Turning to head toward the door, it opens and a tall figure walks through.
Our eyes meet and all I can see is sadness, sorrow, and uncertainty. I’m not sure why he came back here; after he walked away earlier, I didn’t think I’d ever see him again.
“Christian?” I mutter in a questioning tone.
Standing with his hands in his pockets, he looks me over from head to toe.
“I couldn’t let you leave the hospital without saying goodbye. I’ve been racking my brain, asking myself why I care so damn much, and I’ve come up empty.”

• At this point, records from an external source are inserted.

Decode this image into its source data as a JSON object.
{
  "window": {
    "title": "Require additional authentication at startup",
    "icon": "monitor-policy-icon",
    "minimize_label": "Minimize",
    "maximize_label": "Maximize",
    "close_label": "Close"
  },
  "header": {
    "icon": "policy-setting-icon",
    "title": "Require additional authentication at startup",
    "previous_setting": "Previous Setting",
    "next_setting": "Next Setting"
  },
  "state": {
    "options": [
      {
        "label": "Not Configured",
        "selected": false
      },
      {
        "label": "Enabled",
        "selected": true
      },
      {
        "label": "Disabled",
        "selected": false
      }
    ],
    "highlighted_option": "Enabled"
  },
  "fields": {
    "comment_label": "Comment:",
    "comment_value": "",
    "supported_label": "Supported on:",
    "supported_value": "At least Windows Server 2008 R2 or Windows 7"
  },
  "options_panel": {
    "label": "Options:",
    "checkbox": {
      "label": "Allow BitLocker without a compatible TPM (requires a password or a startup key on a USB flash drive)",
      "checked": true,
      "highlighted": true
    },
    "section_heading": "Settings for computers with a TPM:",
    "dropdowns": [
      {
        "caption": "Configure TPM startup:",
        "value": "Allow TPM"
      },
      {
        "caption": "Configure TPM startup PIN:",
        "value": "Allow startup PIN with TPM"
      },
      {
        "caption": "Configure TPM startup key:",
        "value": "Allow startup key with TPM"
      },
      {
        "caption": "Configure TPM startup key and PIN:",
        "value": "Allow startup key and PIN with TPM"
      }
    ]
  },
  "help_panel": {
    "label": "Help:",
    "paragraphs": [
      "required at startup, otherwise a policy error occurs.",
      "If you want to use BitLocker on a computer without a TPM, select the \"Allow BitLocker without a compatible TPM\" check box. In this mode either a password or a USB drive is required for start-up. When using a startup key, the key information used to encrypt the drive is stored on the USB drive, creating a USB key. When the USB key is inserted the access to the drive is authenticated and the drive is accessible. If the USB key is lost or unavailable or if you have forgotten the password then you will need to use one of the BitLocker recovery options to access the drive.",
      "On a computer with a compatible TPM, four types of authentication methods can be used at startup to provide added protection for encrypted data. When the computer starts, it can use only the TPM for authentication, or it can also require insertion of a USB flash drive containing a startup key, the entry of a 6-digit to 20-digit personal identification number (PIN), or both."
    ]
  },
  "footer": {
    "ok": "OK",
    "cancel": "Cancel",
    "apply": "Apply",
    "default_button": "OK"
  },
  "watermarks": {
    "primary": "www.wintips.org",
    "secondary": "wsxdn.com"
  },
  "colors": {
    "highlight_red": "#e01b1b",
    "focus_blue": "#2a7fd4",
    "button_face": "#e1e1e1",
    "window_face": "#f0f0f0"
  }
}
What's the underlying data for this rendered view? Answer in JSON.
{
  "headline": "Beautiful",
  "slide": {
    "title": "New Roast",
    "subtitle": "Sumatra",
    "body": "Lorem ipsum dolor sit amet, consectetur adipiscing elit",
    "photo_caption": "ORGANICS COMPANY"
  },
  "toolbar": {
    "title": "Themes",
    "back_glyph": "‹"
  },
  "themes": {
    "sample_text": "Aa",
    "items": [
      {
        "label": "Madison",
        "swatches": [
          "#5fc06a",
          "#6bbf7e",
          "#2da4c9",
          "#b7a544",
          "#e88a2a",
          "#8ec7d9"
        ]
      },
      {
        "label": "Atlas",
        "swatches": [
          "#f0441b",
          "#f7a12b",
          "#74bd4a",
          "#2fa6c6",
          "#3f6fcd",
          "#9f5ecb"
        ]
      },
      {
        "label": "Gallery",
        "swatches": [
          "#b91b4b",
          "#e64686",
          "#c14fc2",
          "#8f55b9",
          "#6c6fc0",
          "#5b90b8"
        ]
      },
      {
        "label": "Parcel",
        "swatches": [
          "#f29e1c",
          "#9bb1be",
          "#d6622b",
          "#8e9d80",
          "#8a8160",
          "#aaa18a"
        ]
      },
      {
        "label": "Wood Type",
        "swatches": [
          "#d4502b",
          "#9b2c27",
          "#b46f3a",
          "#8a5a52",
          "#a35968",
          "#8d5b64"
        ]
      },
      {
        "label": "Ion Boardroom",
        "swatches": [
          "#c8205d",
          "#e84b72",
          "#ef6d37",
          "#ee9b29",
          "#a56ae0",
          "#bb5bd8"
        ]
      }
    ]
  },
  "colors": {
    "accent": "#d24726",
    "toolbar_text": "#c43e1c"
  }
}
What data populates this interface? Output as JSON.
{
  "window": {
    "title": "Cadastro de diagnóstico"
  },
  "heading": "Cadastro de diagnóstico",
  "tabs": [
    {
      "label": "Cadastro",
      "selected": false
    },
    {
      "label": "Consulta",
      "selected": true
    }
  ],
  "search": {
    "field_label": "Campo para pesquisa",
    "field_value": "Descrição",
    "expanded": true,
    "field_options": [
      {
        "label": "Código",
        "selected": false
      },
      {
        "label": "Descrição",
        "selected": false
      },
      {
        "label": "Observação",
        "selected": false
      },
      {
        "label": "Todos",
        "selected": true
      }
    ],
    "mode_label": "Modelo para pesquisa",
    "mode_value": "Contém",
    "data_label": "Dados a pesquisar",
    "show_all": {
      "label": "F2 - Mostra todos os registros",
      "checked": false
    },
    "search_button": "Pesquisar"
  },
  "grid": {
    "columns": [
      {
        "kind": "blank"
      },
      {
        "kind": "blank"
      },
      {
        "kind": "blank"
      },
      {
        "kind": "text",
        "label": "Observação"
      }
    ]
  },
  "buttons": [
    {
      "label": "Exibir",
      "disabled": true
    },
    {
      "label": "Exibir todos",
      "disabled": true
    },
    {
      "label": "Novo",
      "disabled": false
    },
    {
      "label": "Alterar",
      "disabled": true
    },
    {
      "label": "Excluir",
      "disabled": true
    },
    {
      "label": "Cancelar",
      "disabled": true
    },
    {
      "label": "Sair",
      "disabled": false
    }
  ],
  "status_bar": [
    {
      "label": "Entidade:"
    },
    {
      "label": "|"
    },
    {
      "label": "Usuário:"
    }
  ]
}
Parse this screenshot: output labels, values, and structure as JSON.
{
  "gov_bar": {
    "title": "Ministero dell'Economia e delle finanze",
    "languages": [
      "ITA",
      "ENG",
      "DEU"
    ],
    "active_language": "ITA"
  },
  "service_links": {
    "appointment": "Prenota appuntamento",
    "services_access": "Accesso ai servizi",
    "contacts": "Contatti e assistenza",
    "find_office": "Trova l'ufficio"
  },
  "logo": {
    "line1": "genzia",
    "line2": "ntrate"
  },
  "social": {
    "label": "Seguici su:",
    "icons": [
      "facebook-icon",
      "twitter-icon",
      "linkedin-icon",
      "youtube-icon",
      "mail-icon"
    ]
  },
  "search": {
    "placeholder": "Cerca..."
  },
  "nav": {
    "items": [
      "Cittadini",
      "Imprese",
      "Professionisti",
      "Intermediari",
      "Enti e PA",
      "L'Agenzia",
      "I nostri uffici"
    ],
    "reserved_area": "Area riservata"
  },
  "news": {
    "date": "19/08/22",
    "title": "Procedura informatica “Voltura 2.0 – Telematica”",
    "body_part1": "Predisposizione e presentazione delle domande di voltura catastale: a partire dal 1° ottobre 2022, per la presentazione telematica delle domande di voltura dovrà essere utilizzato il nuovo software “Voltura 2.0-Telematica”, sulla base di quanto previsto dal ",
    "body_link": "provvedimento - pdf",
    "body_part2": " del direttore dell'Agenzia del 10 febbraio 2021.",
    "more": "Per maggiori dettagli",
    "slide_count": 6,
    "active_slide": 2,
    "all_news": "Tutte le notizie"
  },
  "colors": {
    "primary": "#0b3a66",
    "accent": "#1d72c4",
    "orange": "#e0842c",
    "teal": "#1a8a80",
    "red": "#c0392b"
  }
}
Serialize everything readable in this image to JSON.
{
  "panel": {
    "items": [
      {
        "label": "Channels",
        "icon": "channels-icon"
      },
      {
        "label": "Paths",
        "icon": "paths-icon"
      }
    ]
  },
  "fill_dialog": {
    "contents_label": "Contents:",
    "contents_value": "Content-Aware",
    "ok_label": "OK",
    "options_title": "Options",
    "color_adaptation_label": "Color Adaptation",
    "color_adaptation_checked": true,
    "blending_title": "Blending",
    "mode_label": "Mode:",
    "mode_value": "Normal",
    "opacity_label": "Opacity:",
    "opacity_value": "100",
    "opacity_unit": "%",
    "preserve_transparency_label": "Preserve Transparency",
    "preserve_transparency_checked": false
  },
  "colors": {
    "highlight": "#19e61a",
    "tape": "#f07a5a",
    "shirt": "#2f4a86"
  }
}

He takes a step closer and the hair on the back of my neck stands up. I don’t know if it’s my anxiety or the surprise of him coming back here. This stranger has something over me; I can’t figure out what it is, but I encourage him by taking a step closer.
“There’s something about you, Gretchen, that pulls me to you. I want to be near you and help you. We don’t know one another at all, and I get that, but if you’d give me the chance, I’d like to be your friend.”
His chocolate eyes pull me in, and for a brief moment, I’m stuck in a trance. The look on his face is caring; not too many people have ever looked at me the way he is right now.
Being here in this hospital, I’ve felt so alone. Dault has pushed me away, Linc is hurting, and Steve, I’m sure, is being nice to me because of Linc. I don’t really have anyone here to help me.
There’s no physical or romantic connection to Christian, but something about him wants me to let him in, let him help me and be there for me when maybe no one else will.